Tiger Lily by Jodi Lynn Anderson
Harper Teen, July 2012
Reviewed from an ARC

As a quick reminder, we only have a little time before our Pyrite Printz nominations close, so if you have a book that knocks your socks off this year, you should head over to the comments to let us know!

But the real purpose of this post is to talk about Jodi Lynn Anderson’s Tiger Lily. We’ve got a retelling of Peter Pan that focuses on Tiger Lily. I pretty much snatched this out of Karyn’s hands when it came and haven’t given it back. I wrote about Tiger Lily way back when, mentioning that I wasn’t totally sure about it as a contenda, but that I really loved the way it played with the source material (more on that soon!). At this point, it’s got four starred reviews, so it’s an auto-contenda.

There’s a lot that worked in this book. Tinkerbell’s narration is elegant and enchanting. The descriptions of Neverland are dark, enthralling; reading it aloud makes it sound like a magical place. It’s a dangerous and forbidding world; the magic here has no kindness and no love. Maeryn, the mermaid, is not quite a human but not an animal either; the mermaids are sort of like faeries in folklore: magical, unfriendly, amoral — like Neverland itself. There are strong characterizations; Tiger Lily, Tinkerbell, and Peter Pan are all complicated and interesting.

Tiger Lily is most interesting in the ways in which it plays with the original source material (Karyn mentioned this earlier when talking CNV). “Original” is somewhat tricky here, since Peter Pan’s evolution has deep roots. There’s the Disney movie, but before that there was a play which went through different versions, and before even that, there was Peter Pan as a minor character in another novel. I might be forgetting some of that, or getting the dates mixed up; I took an awesome Fantasy Lit class in college, but that was a long time ago (caveat done now, promise). The point I am making is that there are some dark roots mixed in with the happy Disney version that dominates pop culture. Anderson does a great job restoring that darkness and danger to Neverland, and giving characters sharp edges and unquiet hearts. As Karyn summed up so briefly, originally, Peter Pan was about loneliness and loss, and those ideas lie at the heart of this book, too. Tiger Lily, Peter, Tink — and Hook and Tik Tok and Pine Sap — stand apart, are outcast in some way. And this is a story about endings, too. (“In some places, there is something ultimately good about endings. In Neverland that is not the case.”) The endings here are all cruel — love is lost, trust is lost, hearts are lost. Peter Pan is also about the heartlessness and the casual cruelty of childhood. Anderson makes these themes work for the teen characters, too; they are catastrophically careless with each other (“they had all broken each other”).
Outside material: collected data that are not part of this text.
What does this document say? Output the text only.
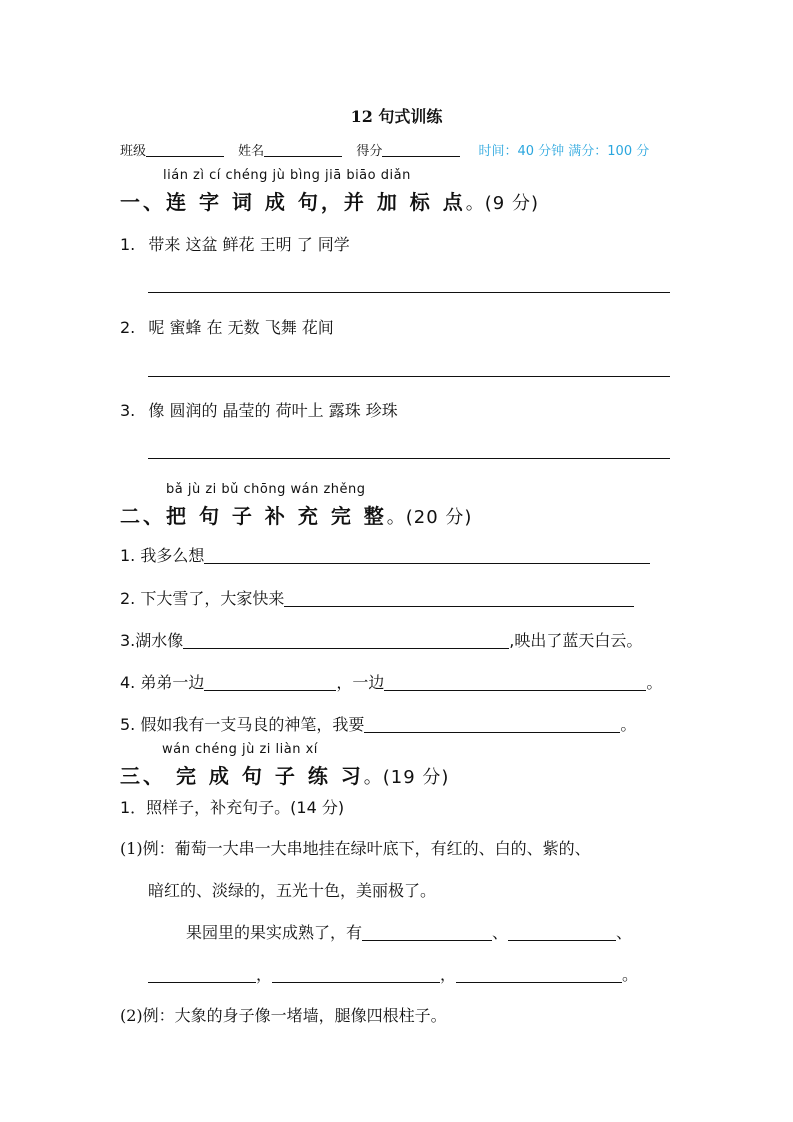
12 句式训练
班级	姓名	得分	时间：40 分钟 满分：100 分
lián zì cí chéng jù bìng jiā biāo diǎn
一、连 字 词 成 句，并 加 标 点。(9 分)
1. 带来 这盆 鲜花 王明 了 同学
2. 呢 蜜蜂 在 无数 飞舞 花间
3. 像 圆润的 晶莹的 荷叶上 露珠 珍珠
bǎ jù zi bǔ chōng wán zhěng
二、把 句 子 补 充 完 整。(20 分)
1. 我多么想
2. 下大雪了，大家快来
3.湖水像	,映出了蓝天白云。
4. 弟弟一边	，一边	。
5. 假如我有一支马良的神笔，我要	。
wán chéng jù zi liàn xí
三、 完 成 句 子 练 习。(19 分)
1．照样子，补充句子。(14 分)
(1)例：葡萄一大串一大串地挂在绿叶底下，有红的、白的、紫的、
暗红的、淡绿的，五光十色，美丽极了。
果园里的果实成熟了，有	、	、
，	，	。
(2)例：大象的身子像一堵墙，腿像四根柱子。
There are some issues with the book. Some of the characters are not as finely drawn. Smee, recast as a serial killer, just didn’t have enough menace and Tiger Lily’s confrontation with him didn’t have any suspense as a result. Wendy was dull and was more of a device than a fully realized character. Anderson used her to contrast with Tiger Lily (feminine vs not, sweet vs cruel, prissy vs fun), and that was really problematic. The girl hate was unfortunate (to me, personally), but it also pushed the story into uncomfortable territory. Because really? We’re going there? White vs brown? Beautiful vs “a beast”? And I’m moving into dangerously me-me-meeeee territory, here, too, but I did have a Moment when Tik Tok died because: really? It’s 2012 and the genderqueer character dies? Still? Again? Really? Let’s just make a pact to knock this off right now, OK?

Pine Sap has a little of the undeveloped Wendy problem, too — he’s not really an interesting enough foil for Peter. He’s a little too perfect (albeit sweet). And the Neverland pirates don’t bring quite enough menace as a group. Although this would never be mistaken as an adventure story, I needed a little more danger for our hero and her Lost Boys.

In the end, the Printz process is about narrowing down. When I read it earlier in the year, I thought this one was lovely and might have a little more staying power. But as the year has taken shape, I’ve found other books that I believe are stronger, better reads. What say you?

About Sarah Couri

Sarah Couri is a librarian at Grace Church School's High School Division, and has served on a number of YALSA committees, including Quick Picks, Great Graphic Novels, and (most pertinently!) the 2011 Printz Committee. Her opinions do not reflect the attitudes or opinions of SLJ, GCS, YALSA, or any other institutions with which she is affiliated. Find her on Twitter @scouri or e-mail her at scouri35 at gmail dot com.


  1. I liked Tiger Lily. A LOT. As a young teen I was captivated by J. M. Barrie & memorized portions of Peter Pan, a few of which I can still recite. I enjoyed the way Anderson took the characters & setting that I loved and wove what I call “the thinking woman’s Peter Pan.” I have book talked this one with my YA librarians’ book discussion group and just this week suggested it to a friend who was searching for a holiday book for her older teenaged daughter. So this one gets plenty of love from me. That said, I honestly never thought of this book in terms of Printz. That never entered my thinking.
    It’s a wonderful thoughtful story and one that I will continue to share, that’s good enough for me.

  2. For anyone interested, the always thoughtful Debbie Resse has some comments about the portrayal of American Indians in this book, here:

  3. Barb Gogan says:

    It’s always informative to read Debbie’s point of view–thanks for linking this, Mark.